Special Interest Tour


Footsteps of Fryderyk Chopin

Poland has the long and lively history of music. The origin of the Polish music can be tracked as far back as to the 13th century when one of the nation’s most famous melody Bogurodzica was composed. The following epochs brought the development of the national music up to the 16th century when Italian musicians were guests at royal courts of the King Sigismund III Vasa and Wladyslaw IV bringing first opera performances to Poland. Warsaw, after Florence, Rome, Mantua and Bologna, was the fifth city in Europe where this new kind of musical performance was presented. The true eruption of the Polish music brought in fact Romanticism with its most famous composer Fryderyk Chopin and his piano music transcending the Romantic style.

Other famous composers of this epoch are: Henry Wieniawski - the violin genius, the pianist - Jan Paderewski and Stanislaw Moniuszko- the composer of the operas. The 20th century brings new composing talents: Mieczyslaw Karlowicz, Karol Szymanowski, Krzysztof Penderecki and Henryk Gorecki to name a few. The present day music life in Poland brings numerous opportunities to experience music festivals and performances of the world’s highest standard. Planning a music trip to Poland with participation in the best concerts and visiting cultural cities of the country creates fantastic opportunities to build a unique artistic package.

One of our music tours, named “Footsteps of Fryderyk Chopin” starts in the capital of Poland - Warsaw. You will visit the Royal Lazienki Park with Chopin’s monument, followed by walking one of Warsaw’s major roads namely Krakowskie Przedmiescie Str. which leads you straight to the Old Town. Here you will visit a poor flat where Chopin had been living for a couple of years. After that, there is a visit to the Holy Cross Church, where Chopin’s heart is symbolically kept, and the Ostrogski Palace - Fryderyk Chopin Museum. The tour also includes: the Pilsudski Square and the Saxon Gardens, the site of the Saski Palace, one of the places where Chopin stayed, the Kazimierzowski Palace – a former residence of Fryderyk Chopin and the National Philharmonic where Chopin’s International Competition is held. Visit Powazki cemetery, where Chopin’s parents and sister are buried.

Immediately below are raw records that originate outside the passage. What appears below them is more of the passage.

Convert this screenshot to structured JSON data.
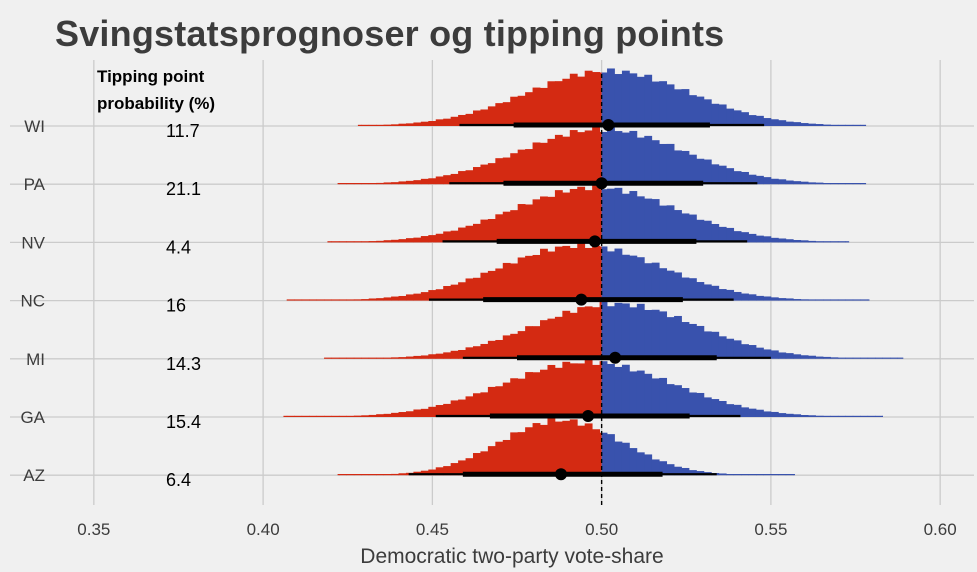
{
  "title": "Svingstatsprognoser og tipping points",
  "colors": {
    "background": "#f0f0f0",
    "grid": "#cbcbcb",
    "republican": "#d42a12",
    "democratic": "#3952ad",
    "interval": "#000000",
    "midline": "#000000",
    "axis_text": "#3c3c3c"
  },
  "chart_data": {
    "type": "histogram-ridge",
    "title": "Svingstatsprognoser og tipping points",
    "xlabel": "Democratic two-party vote-share",
    "ylabel": "",
    "xlim": [
      0.34,
      0.61
    ],
    "x_ticks": [
      0.35,
      0.4,
      0.45,
      0.5,
      0.55,
      0.6
    ],
    "x_tick_labels": [
      "0.35",
      "0.40",
      "0.45",
      "0.50",
      "0.55",
      "0.60"
    ],
    "reference_line": 0.5,
    "grid": true,
    "tipping_header": [
      "Tipping point",
      "probability (%)"
    ],
    "states": [
      {
        "label": "WI",
        "tipping": "11.7",
        "median": 0.502,
        "ci50": [
          0.474,
          0.532
        ],
        "ci90": [
          0.458,
          0.548
        ],
        "range": [
          0.428,
          0.578
        ],
        "sd": 0.024
      },
      {
        "label": "PA",
        "tipping": "21.1",
        "median": 0.5,
        "ci50": [
          0.471,
          0.53
        ],
        "ci90": [
          0.455,
          0.546
        ],
        "range": [
          0.422,
          0.578
        ],
        "sd": 0.024
      },
      {
        "label": "NV",
        "tipping": "4.4",
        "median": 0.498,
        "ci50": [
          0.469,
          0.528
        ],
        "ci90": [
          0.453,
          0.543
        ],
        "range": [
          0.419,
          0.573
        ],
        "sd": 0.024
      },
      {
        "label": "NC",
        "tipping": "16",
        "median": 0.494,
        "ci50": [
          0.465,
          0.524
        ],
        "ci90": [
          0.449,
          0.539
        ],
        "range": [
          0.407,
          0.579
        ],
        "sd": 0.024
      },
      {
        "label": "MI",
        "tipping": "14.3",
        "median": 0.504,
        "ci50": [
          0.475,
          0.534
        ],
        "ci90": [
          0.459,
          0.55
        ],
        "range": [
          0.418,
          0.589
        ],
        "sd": 0.024
      },
      {
        "label": "GA",
        "tipping": "15.4",
        "median": 0.496,
        "ci50": [
          0.467,
          0.526
        ],
        "ci90": [
          0.451,
          0.541
        ],
        "range": [
          0.406,
          0.583
        ],
        "sd": 0.025
      },
      {
        "label": "AZ",
        "tipping": "6.4",
        "median": 0.488,
        "ci50": [
          0.459,
          0.518
        ],
        "ci90": [
          0.443,
          0.534
        ],
        "range": [
          0.422,
          0.557
        ],
        "sd": 0.018
      }
    ]
  }
}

The tour continues to Zelazowa Wola. On the arrival, a private piano recital to be arranged at the Chopin Family Manor. After the concert, a guided visit of the Chopin’s birthplace including the manor where the local museum holds family portraits, documents as well as a few of the composer’s manuscripts.

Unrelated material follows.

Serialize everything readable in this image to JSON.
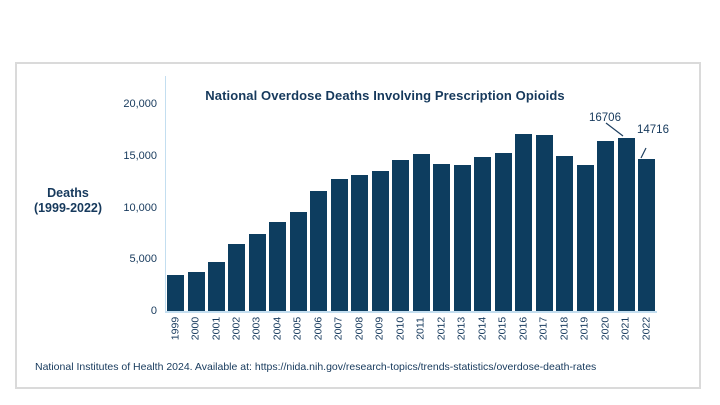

Visiting the surrounding large park. After that, heading to Brochow and visiting a Renaissance basilica where Fryderyk Chopin was baptised and where Chopin’s parents as well as his sister got married. Continue for Sanniki, a place where Chopin stayed for holidays. Next day departure for Antonin. The Antonin hunting palace was built in the years 1822-24 according to a design by the famous Berlin architect Karl Friedrich Schinkel. It is a four-storey timber building laid out on the plan of a Greek cross: an octagonal main body with three-storey wings, each on a square plan, built onto four sides.

Fryderyk visited Antonin at the Duke Radziwill invitation in the autumn of 1829. His stay lasted just over a week during which time music as well as discussions on musical subjects could be frequently heard at the palace. Also during his stay, Chopin composed his Polonaise in C major, Op. 3 for the piano and cello, probably intended to be performed with the duke, who for his part showed Fryderyk the still incomplete score of his music to Faust.

Continue for Strzyzew. The composer stayed in Strzyzew several times. He did not rule out visiting Strzyzew, for example, on the way back from his holidays in Vienna, in the early autumn of 1829, although we do not know if this visit came about. Most probably, he spent a little time there over a month later, after 20th October that year.

Continue for Poznan. Here, on the 9th September 1828, Chopin with Professor Jarocki visited Poznan, where they had only a two-hour break in their journey. Reaching Poznan, two travellers set off in the direction of the Archbishops’ Palace in order to deliver the eagerly awaited parcel in person to Archbishop Teofil Wolicki. It is possible that the Archbishop invited his guests to dinner, at the same time encouraging them to spend more time in Poznan on their return journey from Berlin. After a city tour continue to Torun. Chopin visited the town in the middle of the summer of 1825. Chopin could admire the specific, highly diversified architecture, including the mediaeval burgher buildings-the granaries and also the Gothic town hall. He also mentions the splendid churches standing in the vicinity of the town hall. It is very likely, therefore, that he visited three Gothic churches.

Continue for Szafarnia. Towards the end of July 1824, Fryderyk set off on a long-awaited holidays for the Dziewanowski family estate at Szafarnia. Today, the mansion is home for a Chopin Centre, equipped with the concert hall and small museum. The building is set in a three-hectare park with six natural monuments. The small annex to the right of the mansion was most probably already present at the time.